行基はその後東大寺造営を指揮しているが、この喜光寺の本堂を見ると、どこかで見たことのある建物だということに気付く。そう、東大寺大仏殿の縮小版だ。行基はこの本堂を参考として大仏殿を建てたとされる。

 喜光寺はこの季節、様々な種類の睡蓮で華やぐ。鉢植えの睡蓮が境内に並び、大仏殿の「試みの堂」を背景にこの世の極楽浄土を出現させたような美しさだ。この日は残念ながら、出足が遅くなってしまい、到着したのが正午。閉じてしまった花も多かったが、それでも白やピンクの花々が咲き誇っていた。この花の白、ピンク、葉の緑、そして花心の黄が絶妙のバランスだ。またまだつぼみのほんのりとしたピンクも美しい。

 唐招提寺の睡蓮は、その本坊庭園の大賀博士の古代蓮が有名だが、こちらは当日は公開されておらず残念。これを期待して来たと思われる観光客も門を閉じた本坊庭園の中を覗き込んで「今日はあかんなあ。ホンマやったら奇麗で」と語り合っている。寺のサービスであろうか、本坊玄関周りに数鉢が並べられて観光客の目を楽しませてくれていた。しかし、誠に鑑真和上の志の高さと慈悲の心に、静に咲き誇る睡蓮は文字通り花を添える。

 この日は、花の写真撮影の常として重い望遠ズームレンズを担いで行ったので、ここまで来たら以前行った大池越えの薬師寺を景観を撮りに行こうと考えた。
ここは薬師寺の東塔、西塔、金堂全てを池越えに望むことが出来、しかも背景に若草山と春日奥山を展望出来る絶景ポイントだ。入江泰吉はじめ著名な写真家のショットにもここからのものがある。

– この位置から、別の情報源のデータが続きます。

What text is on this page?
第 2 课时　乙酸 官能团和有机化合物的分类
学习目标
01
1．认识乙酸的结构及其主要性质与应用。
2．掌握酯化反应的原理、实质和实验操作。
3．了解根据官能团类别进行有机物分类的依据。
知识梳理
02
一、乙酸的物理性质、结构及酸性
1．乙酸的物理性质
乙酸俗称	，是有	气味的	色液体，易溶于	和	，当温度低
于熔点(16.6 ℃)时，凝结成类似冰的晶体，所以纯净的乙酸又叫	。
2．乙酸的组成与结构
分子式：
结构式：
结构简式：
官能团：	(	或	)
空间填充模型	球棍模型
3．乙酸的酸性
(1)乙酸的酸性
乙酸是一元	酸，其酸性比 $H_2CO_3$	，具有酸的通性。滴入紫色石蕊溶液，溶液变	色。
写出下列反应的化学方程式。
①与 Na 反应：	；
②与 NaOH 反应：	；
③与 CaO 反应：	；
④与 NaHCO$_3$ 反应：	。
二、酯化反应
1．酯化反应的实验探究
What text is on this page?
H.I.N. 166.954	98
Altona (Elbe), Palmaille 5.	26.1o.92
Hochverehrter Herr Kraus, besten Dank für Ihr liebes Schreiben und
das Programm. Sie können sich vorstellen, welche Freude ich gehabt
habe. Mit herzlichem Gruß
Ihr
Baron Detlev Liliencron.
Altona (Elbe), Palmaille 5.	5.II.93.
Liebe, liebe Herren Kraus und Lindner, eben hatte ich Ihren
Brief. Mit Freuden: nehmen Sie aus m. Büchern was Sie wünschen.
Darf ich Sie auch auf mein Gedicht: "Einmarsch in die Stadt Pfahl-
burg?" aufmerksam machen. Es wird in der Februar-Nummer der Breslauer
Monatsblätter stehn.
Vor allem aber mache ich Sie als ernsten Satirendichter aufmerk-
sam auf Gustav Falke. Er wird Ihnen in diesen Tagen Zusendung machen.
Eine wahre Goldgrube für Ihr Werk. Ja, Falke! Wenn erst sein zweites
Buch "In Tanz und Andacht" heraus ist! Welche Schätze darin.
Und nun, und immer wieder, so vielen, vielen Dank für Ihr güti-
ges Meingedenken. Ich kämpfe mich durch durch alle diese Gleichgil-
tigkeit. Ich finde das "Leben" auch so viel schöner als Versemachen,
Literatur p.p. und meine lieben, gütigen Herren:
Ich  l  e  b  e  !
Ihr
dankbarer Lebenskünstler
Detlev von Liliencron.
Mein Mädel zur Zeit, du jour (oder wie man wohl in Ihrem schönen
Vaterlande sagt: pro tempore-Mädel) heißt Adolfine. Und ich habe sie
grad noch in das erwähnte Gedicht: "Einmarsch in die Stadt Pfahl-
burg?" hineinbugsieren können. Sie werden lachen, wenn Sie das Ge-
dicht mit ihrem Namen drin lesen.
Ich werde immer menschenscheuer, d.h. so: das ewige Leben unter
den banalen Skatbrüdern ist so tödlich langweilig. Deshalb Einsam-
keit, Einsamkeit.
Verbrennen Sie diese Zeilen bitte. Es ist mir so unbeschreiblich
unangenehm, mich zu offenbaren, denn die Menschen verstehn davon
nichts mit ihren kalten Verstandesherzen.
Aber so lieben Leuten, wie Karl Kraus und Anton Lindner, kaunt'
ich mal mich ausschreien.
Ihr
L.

 梅雨明けの暑い夏の日差しをもろに浴びながら、近鉄の線路を渡り田んぼと住宅街の中をてくてく歩く。暑い! 汗が吹き出る。出がけの女房の「帽子かぶって行きなさいよ」という、母親の子供に対する注意じみた言葉がしみじみ思い出された。

 ようやく大池にたどり着いた。誰もいない。我ながら酔狂な...と、思わず笑ってしまった。

 以前来た時には、あまり天気がよくなくて薬師寺も背景の若草山も霞んでいた。しかも手持ちのカメラは古いライカM4に50ミリズミクロンのみ。ちょっと引きが足りなくて悔しい思いをした。

 今日は太陽もちょうど西から射している。再建された西塔の朱と金色の水煙が美しく光る。しかも東塔はこれから解体修理で十年程お目にかかれないそうだ。遠くの山肌のグラデュエーションもいい。今回は、ニコンの70ー400ミリ望遠ズームでじっくり撮ることが出来た。こういう風景写真はやはりニコンD3sの存在感が光る。重い機材を担いで来た甲斐があった。

 写真撮り終えると、それを待っていたかのように一人の若者が近づいて来た。差し出された名刺を見ると読売新聞の奈良支局の記者でSさんという。私が一生懸命写真撮ってるんで、ちょっと話を聞かせて欲しいということで。奈良の風景の特集記事を連載しているとのこと。こんな私に奈良の風景、歴史やウンチクなどしゃべらせると終わらないことを、この若い記者はすぐに悟ることとなった。

 たいがいしゃべりたいことしゃべって、お蔭さまで私としては楽しいひと時を過ごすことが出来た。心理学で言うカタルシス状態。彼は貴重な時間を素人のオヤジカメラマンに費やされて大いに迷惑だっただろう。この場を借りてお詫びいたします。あの時はスンマセンでした。良い記事書いて下さい。